Given an unsorted array of integers, find the length of the longest consecutive elements sequence.
For example,
Given[100, 4, 200, 1, 3, 2],
The longest consecutive elements sequence is[1, 2, 3, 4]. Return its length:4.Your algorithm should run in O(n) complexity.
10/10/2015 udpate
use an unordered_set
class Solution {
public:
int longestConsecutive(vector<int>& nums) {
unordered_set<int> set;
for(int num: nums){
set.insert(num);
}
int ans = 0;
int count = 0;
for(int num: set){
//expand in two directions
count = 1;
//set.erase(num); DO NOT ERASE THE CURRENT ITERATOR!
int i = 1;
while(set.count(num + i) > 0){
set.erase(num + i);
count++;
i++;
}
i = 1;
while(set.count(num - i) > 0){
set.erase(num - i);
count++;
i++;
}
ans = max(ans, count);
}
return ans;
}
};
AC by one time.
First, it’s obvious to figure out an o(nlogn) algorithm by sort the array and count the consecutive numbers.
Second, the problem requires us to use an o(n) algorithm, so we must use more space than quick sort.
Using a hash table is a good choice.
//Ask the interviewer:
//can nums be empty?
//can nums contains duplicate elements?
//can I manipulate nums array?
//O(n) in time and space complexity?
//
//O(nlogn) in time is obvious, sort the array and count the consecutive numbers.

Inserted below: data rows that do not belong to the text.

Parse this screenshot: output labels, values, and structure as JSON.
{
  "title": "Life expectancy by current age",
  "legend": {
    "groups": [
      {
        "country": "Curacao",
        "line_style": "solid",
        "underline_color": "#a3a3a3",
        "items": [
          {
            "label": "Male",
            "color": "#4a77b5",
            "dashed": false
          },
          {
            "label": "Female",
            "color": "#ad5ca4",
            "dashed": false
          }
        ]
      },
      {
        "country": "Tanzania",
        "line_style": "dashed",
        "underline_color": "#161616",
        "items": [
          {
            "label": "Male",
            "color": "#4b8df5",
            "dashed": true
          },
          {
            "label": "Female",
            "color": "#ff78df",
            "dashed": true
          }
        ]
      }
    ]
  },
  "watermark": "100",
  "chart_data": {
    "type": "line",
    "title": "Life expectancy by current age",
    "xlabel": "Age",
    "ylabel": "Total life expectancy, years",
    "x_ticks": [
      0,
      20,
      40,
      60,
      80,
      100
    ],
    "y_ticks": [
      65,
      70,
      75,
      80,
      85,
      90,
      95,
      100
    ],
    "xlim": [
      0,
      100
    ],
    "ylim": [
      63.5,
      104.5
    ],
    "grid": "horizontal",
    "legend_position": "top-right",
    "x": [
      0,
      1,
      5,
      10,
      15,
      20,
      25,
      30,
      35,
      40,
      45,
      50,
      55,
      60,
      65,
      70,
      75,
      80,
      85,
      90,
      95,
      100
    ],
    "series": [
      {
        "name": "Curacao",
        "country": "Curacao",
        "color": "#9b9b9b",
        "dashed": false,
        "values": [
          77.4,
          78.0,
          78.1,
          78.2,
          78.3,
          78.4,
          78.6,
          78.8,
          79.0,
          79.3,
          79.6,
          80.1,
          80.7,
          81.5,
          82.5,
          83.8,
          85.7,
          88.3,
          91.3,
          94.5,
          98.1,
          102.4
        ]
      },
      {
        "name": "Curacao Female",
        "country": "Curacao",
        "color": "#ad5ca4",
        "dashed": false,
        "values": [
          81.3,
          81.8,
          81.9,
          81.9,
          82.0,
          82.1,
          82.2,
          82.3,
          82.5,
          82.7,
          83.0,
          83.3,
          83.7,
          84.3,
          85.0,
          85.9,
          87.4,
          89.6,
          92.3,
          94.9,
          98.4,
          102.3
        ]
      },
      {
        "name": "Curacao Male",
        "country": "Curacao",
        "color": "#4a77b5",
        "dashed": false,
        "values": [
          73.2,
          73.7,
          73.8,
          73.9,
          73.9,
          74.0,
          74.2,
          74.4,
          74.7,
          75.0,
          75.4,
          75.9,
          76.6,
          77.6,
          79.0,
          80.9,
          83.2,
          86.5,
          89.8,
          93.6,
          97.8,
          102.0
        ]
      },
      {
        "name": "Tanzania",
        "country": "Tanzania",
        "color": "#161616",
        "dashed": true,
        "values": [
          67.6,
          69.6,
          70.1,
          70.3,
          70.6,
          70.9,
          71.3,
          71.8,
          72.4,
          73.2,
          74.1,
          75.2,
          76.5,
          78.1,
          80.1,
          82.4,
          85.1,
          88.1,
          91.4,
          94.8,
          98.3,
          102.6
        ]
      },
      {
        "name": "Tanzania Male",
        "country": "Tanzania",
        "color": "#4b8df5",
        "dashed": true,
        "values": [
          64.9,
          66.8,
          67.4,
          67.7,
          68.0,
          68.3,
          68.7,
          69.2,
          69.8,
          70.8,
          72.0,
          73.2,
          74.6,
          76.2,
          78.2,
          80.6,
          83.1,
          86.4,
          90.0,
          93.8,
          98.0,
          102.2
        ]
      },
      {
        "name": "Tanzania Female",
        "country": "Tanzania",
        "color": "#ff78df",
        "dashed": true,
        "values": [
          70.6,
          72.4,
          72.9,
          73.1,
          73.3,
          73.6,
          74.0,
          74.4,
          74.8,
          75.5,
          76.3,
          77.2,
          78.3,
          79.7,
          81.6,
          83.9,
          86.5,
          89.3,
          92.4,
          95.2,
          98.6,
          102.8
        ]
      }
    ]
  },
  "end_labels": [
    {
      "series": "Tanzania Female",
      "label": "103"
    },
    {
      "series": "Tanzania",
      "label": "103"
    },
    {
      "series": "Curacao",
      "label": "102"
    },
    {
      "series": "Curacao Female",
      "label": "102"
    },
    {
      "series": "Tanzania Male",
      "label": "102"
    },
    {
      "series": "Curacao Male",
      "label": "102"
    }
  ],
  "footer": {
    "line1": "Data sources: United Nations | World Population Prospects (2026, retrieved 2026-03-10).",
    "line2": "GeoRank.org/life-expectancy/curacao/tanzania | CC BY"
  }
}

//so I should use more space to compensate time.
//
//How about using a hash table?
//
class Solution {
public:
int longestConsecutive(vector<int>& nums) {
int max = 0;
int thisMax = 0;
unordered_map<int, int> map;
for(auto it = nums.begin(); it != nums.end(); it++){
map[*it] = 1;
}
for(auto it = nums.begin(); it != nums.end(); it++){
if(map.find(*it) != map.end()){
thisMax = 1;
map.erase(*it);
for(int i = 1; map.find(*it - i) != map.end(); i++){
thisMax++;
map.erase(*it - i);
}
for(int i = 1; map.find(*it + i) != map.end(); i++){
thisMax++;
map.erase(*it + i);
}
if(thisMax > max){
max = thisMax;
}
}
}
return max;
}
};